Thailand’s Corporate Tax Exemptions are significantly increasing its appeal as an investment destination – particularly within the pharma industry – as agreed with by 80% of survey respondents. Prospective foreign investors would be able to benefit from a number of tax incentives, including exemption from or reduction of import duties on machinery or R&D, as well as exemption from import duties on raw and essential materials imported for manufacturing for export.

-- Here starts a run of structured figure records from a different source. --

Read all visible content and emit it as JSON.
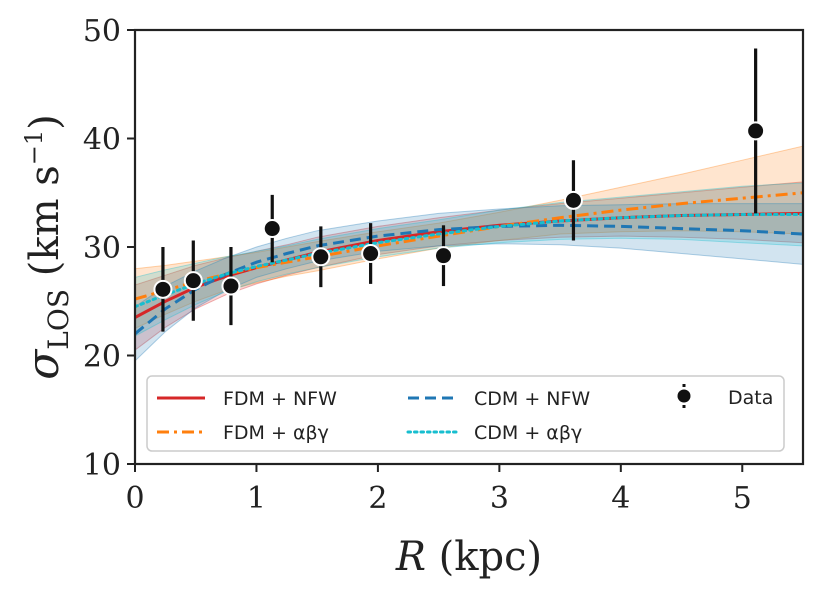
{
  "chart_data": {
    "type": "line",
    "title": "",
    "xlabel": "R (kpc)",
    "ylabel": "σ_LOS (km s⁻¹)",
    "xlim": [
      0,
      5.5
    ],
    "ylim": [
      10,
      50
    ],
    "xticks": [
      0,
      1,
      2,
      3,
      4,
      5
    ],
    "yticks": [
      10,
      20,
      30,
      40,
      50
    ],
    "grid": false,
    "legend_position": "lower-center",
    "x": [
      0,
      0.25,
      0.5,
      0.75,
      1.0,
      1.25,
      1.5,
      2.0,
      2.5,
      3.0,
      3.5,
      4.0,
      4.5,
      5.0,
      5.5
    ],
    "series": [
      {
        "name": "FDM + NFW",
        "style": "solid",
        "color": "#d62728",
        "y": [
          23.5,
          25.0,
          26.3,
          27.3,
          28.1,
          28.8,
          29.5,
          30.6,
          31.4,
          32.0,
          32.4,
          32.7,
          32.9,
          33.0,
          33.1
        ],
        "band_low": [
          20.5,
          22.6,
          24.3,
          25.6,
          26.6,
          27.4,
          28.1,
          29.3,
          30.1,
          30.6,
          30.9,
          31.0,
          30.9,
          30.7,
          30.4
        ],
        "band_high": [
          26.5,
          27.4,
          28.3,
          29.0,
          29.6,
          30.2,
          30.9,
          31.9,
          32.7,
          33.4,
          34.0,
          34.5,
          35.0,
          35.5,
          36.0
        ]
      },
      {
        "name": "FDM + αβγ",
        "style": "dashdot",
        "color": "#ff7f0e",
        "y": [
          25.2,
          26.0,
          26.8,
          27.5,
          28.1,
          28.6,
          29.1,
          30.1,
          31.0,
          31.9,
          32.7,
          33.4,
          34.0,
          34.5,
          35.0
        ],
        "band_low": [
          22.5,
          23.8,
          25.0,
          26.0,
          26.7,
          27.3,
          27.8,
          28.9,
          29.9,
          30.6,
          31.2,
          31.4,
          31.5,
          31.4,
          31.2
        ],
        "band_high": [
          28.0,
          28.3,
          28.7,
          29.1,
          29.5,
          30.0,
          30.5,
          31.4,
          32.2,
          33.2,
          34.3,
          35.5,
          36.7,
          38.0,
          39.3
        ]
      },
      {
        "name": "CDM + NFW",
        "style": "dashed",
        "color": "#1f77b4",
        "y": [
          22.0,
          24.3,
          26.1,
          27.5,
          28.6,
          29.4,
          30.1,
          31.0,
          31.6,
          31.9,
          32.0,
          31.9,
          31.7,
          31.5,
          31.2
        ],
        "band_low": [
          19.5,
          22.2,
          24.4,
          26.0,
          27.2,
          28.0,
          28.7,
          29.6,
          30.1,
          30.3,
          30.2,
          29.9,
          29.4,
          28.9,
          28.4
        ],
        "band_high": [
          24.5,
          26.4,
          27.8,
          29.0,
          30.0,
          30.8,
          31.5,
          32.4,
          33.1,
          33.5,
          33.8,
          33.9,
          34.0,
          34.0,
          34.0
        ]
      },
      {
        "name": "CDM + αβγ",
        "style": "dotted",
        "color": "#17becf",
        "y": [
          24.5,
          25.6,
          26.6,
          27.5,
          28.2,
          28.8,
          29.4,
          30.4,
          31.2,
          31.9,
          32.4,
          32.7,
          32.9,
          33.0,
          33.0
        ],
        "band_low": [
          21.8,
          23.3,
          24.7,
          25.9,
          26.8,
          27.5,
          28.1,
          29.1,
          29.9,
          30.4,
          30.7,
          30.8,
          30.7,
          30.4,
          30.1
        ],
        "band_high": [
          27.2,
          27.9,
          28.5,
          29.1,
          29.6,
          30.1,
          30.7,
          31.7,
          32.5,
          33.4,
          34.1,
          34.6,
          35.1,
          35.6,
          35.9
        ]
      }
    ],
    "data_points": {
      "name": "Data",
      "color": "#111111",
      "points": [
        {
          "x": 0.23,
          "y": 26.1,
          "err": 3.9
        },
        {
          "x": 0.48,
          "y": 26.9,
          "err": 3.7
        },
        {
          "x": 0.79,
          "y": 26.4,
          "err": 3.6
        },
        {
          "x": 1.13,
          "y": 31.7,
          "err": 3.1
        },
        {
          "x": 1.53,
          "y": 29.1,
          "err": 2.8
        },
        {
          "x": 1.94,
          "y": 29.4,
          "err": 2.8
        },
        {
          "x": 2.54,
          "y": 29.2,
          "err": 2.8
        },
        {
          "x": 3.61,
          "y": 34.3,
          "err": 3.7
        },
        {
          "x": 5.11,
          "y": 40.7,
          "err": 7.6
        }
      ]
    },
    "legend": [
      {
        "label": "FDM + NFW",
        "series": 0
      },
      {
        "label": "FDM + αβγ",
        "series": 1
      },
      {
        "label": "CDM + NFW",
        "series": 2
      },
      {
        "label": "CDM + αβγ",
        "series": 3
      },
      {
        "label": "Data",
        "series": "data"
      }
    ]
  }
}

The overall results should be tempered by the relatively low number of respondents. However, our findings suggest that the Southeast Asian region is improving quickly, and we may be on the cusp of a new dynamic for the pharma sector. The headwinds Southeast Asian markets have faced in the last few years appear to be easing at the same time as tailwinds accelerate. Significantly, the region’s international reputation is improving quickly, and increased opportunities are opening up for bilateral trade. Generics and regional export opportunities look set for the best near term CAGRs with international companies now more likely to partner with local assets. Perhaps the most significant finding – one that could potentially lead to Southeast Asia becoming a global hub for pharmaceuticals is the creation of European-style serialization system to combat the biggest area of potential concern for both regional and international companies. This concern is the prevalence of counterfeit products. Our respondents, both regional and international, were nearly unanimous in their positivity with regards to the impact such a scheme could potentially bring. Indonesia has been amongst to the first to move with its serialisation scheme expected to be rolled out between 2020 and 2025, and Singapore is exploring GS1 2D barcodes, but we would expect more to follow quickly in the near future. Yet much more work still needs to be done to achieve true harmonization. For example, the Marketing Authorization process differs greatly across the region as does the interpretation of national GMP standards. Undoubtedly, however, there is an increasing opportunity for regional exports – particularly generics. International pharma is also looking to move quickly to get a larger foothold in the region – either through partnerships or investing directly – and is predicted to grow quickly in the short and medium-term. It also why there is such excitement around this year’s CPhI Southeast Asia, as new partnerships and regional supply chains are now forming to sustain the next stages of the region’s pharma evolution.